Edmonton

Arts groups upset over short notice for provincial grant suspensions

Edmonton arts organizations are upset over the province’s decision to suspend the project grant funding they rely on with little warning.

Funding diverted to non-profit groups helping with pandemic response

Leela Aheer, Alberta's minister of culture, multiculturalism and status of women, announced the changes to the Community Initiatives Program through a press release.   (Richard Marion/CBC)

Edmonton arts organizations are upset over the province's decision to suspend the project grant funding they rely on with little warning.

About $2 million of funding used for the project portion of the Community Initiatives Program will be diverted so non-profit organizations helping with the COVID-19 pandemic. 

Minister of Culture, Multiculturalism and Status of Women Leela Aheer says front-line organizations need additional money to deal with demands of the pandemic. 

"This is temporary as we fight through COVID-19," Aheer said in an online video Friday. 

"I understand for some organizations that this is disappointing but it's so important right now that we do all that we can do to take care of each other and to save lives." 

The government announced the change on Tuesday through a news release titled "Prioritizing funding for front-line non-profits." But many arts organizations were unaware of the change until Thursday, one day before the deadline for one of the three application intake dates this year. 

The province also changed the eligibility rules for the new June 15 intake date.

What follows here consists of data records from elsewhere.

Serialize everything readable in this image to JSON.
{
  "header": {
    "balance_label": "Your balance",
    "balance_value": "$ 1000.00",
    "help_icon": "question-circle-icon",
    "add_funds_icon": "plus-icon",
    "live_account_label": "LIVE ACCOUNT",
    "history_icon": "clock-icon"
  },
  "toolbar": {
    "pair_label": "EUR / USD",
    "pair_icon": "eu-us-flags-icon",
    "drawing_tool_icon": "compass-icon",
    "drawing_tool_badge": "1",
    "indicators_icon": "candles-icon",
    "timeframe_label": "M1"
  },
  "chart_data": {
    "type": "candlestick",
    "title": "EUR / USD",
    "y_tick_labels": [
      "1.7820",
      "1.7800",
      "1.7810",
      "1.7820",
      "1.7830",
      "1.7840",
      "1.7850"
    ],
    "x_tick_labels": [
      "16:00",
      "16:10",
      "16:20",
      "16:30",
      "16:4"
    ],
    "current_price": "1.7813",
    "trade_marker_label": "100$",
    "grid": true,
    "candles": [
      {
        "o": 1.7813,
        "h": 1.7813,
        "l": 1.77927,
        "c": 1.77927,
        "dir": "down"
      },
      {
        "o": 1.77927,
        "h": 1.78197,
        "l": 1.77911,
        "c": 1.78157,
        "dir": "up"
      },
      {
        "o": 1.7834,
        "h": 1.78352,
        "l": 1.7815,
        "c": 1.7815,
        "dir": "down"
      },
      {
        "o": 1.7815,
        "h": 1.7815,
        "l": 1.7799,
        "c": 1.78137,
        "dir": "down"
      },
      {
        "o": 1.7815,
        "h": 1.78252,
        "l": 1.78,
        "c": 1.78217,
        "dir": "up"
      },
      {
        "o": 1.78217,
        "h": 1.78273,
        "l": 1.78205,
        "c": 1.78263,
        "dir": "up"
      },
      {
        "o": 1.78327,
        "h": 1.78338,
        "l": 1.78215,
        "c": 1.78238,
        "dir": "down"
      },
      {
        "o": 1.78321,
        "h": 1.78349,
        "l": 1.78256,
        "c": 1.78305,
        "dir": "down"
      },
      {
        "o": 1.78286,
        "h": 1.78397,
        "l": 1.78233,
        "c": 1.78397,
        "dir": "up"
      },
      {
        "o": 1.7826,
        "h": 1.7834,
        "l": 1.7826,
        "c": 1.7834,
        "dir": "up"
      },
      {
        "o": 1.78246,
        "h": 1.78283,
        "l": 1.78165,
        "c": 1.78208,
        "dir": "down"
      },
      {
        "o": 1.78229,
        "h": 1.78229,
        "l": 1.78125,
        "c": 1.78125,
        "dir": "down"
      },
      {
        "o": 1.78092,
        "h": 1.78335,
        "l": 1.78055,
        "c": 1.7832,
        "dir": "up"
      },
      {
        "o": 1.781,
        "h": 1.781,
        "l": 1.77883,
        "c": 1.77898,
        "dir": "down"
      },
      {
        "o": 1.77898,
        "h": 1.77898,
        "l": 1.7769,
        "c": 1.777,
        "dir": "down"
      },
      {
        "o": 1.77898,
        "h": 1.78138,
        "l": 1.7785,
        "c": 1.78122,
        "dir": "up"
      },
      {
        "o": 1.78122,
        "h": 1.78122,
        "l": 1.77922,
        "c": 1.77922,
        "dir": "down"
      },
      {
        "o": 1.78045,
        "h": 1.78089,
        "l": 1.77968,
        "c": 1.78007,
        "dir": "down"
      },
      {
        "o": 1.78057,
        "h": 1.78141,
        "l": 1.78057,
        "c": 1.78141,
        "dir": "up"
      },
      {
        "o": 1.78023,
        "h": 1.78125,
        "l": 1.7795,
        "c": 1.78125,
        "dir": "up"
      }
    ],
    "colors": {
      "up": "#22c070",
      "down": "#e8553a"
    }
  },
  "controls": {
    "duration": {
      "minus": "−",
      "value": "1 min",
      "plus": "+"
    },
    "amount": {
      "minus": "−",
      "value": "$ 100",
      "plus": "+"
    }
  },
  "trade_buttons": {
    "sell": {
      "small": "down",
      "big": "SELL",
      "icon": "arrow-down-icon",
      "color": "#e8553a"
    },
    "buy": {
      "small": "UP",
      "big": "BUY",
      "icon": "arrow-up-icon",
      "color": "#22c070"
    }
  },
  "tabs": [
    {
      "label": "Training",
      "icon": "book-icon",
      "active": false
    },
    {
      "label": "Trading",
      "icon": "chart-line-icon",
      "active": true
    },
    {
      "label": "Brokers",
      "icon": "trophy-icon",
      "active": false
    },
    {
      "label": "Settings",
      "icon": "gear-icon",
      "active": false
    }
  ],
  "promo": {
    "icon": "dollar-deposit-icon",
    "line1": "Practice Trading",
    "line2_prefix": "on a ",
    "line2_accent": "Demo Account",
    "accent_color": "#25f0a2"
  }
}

Only groups with "a primary mission or mandate to provide direct services and programs that address social issues for vulnerable, disadvantaged and at-risk individuals" will be allowed to apply, leaving out many arts, sports and community organizations.

CBC News asked to interview Aheer about the changes. Instead, Danielle Murray, the minister's press secretary, replied with a written statement.

"We have temporarily reallocated money from the CIP Project-based grant to the CIP Operating grant to help struggling small and medium-sized front-line charities and non-profits maintain their core operations and continue to provide important services to the most vulnerable during the COVID-19 pandemic, this was based upon needs not cost savings," said the statement.

CBC did not receive an answer to a follow-up email with questions for the minister. 

Organizations feel unvalued

Heather Inglis, the artistic producer of Workshop West Playwrights' Theatre in Edmonton, learned about the change in a conference call with other theatre professionals on Thursday. 

"We had been working on the grant on and off since January only to discover that the funding wasn't available," Inglis said in an interview with CBC News. 

John Hudson, artistic director of Edmonton's Shadow Theatre, also learned of the CIP project grant suspension on Thursday. He estimated he spent 20 hours working on his grant application.

"That time is wasted. It could have spent in other areas," he said. 

"It is disappointing and I think even a couple weeks notice would've been well worthwhile."

Hudson was seeking $30,000 to launch a paid mentorship program where women are hired for two years to train as future artistic directors so they can break into positions that are currently dominated by men. 

"Basically we want to help build the artistic leadership in Alberta for the future and make sure that those positions are open and available to young women," he said. 

Shadow Theatre had already secured matching funding from the Edmonton Arts Council, a condition of receiving CIP grants. 

Inglis had also acquired matching funding for her project, which was the Edmonton version of a national initiative called The Shoe Project, where playwrights work with immigrant and refugee women to help to tell their stories to Canadian theatre audiences. 

Both Inglis and Hudson worry that this week's sudden suspension of funding shows how the United Conservative government views the arts and non-profit sector. 

"We know we're not a high priority for this government," Hudson said.  "That's for sure."

"It doesn't feel like our contributions to Alberta are being valued and I think that's incredibly sad," Inglis said. 

The province is bumping the maximum amount for a CIP operating grant from $60,000 to $75,000.

The last intake date was on Jan. 15. While requests for operating funds will be reviewed, it isn't clear what will happen to project funding requests submitted on that date.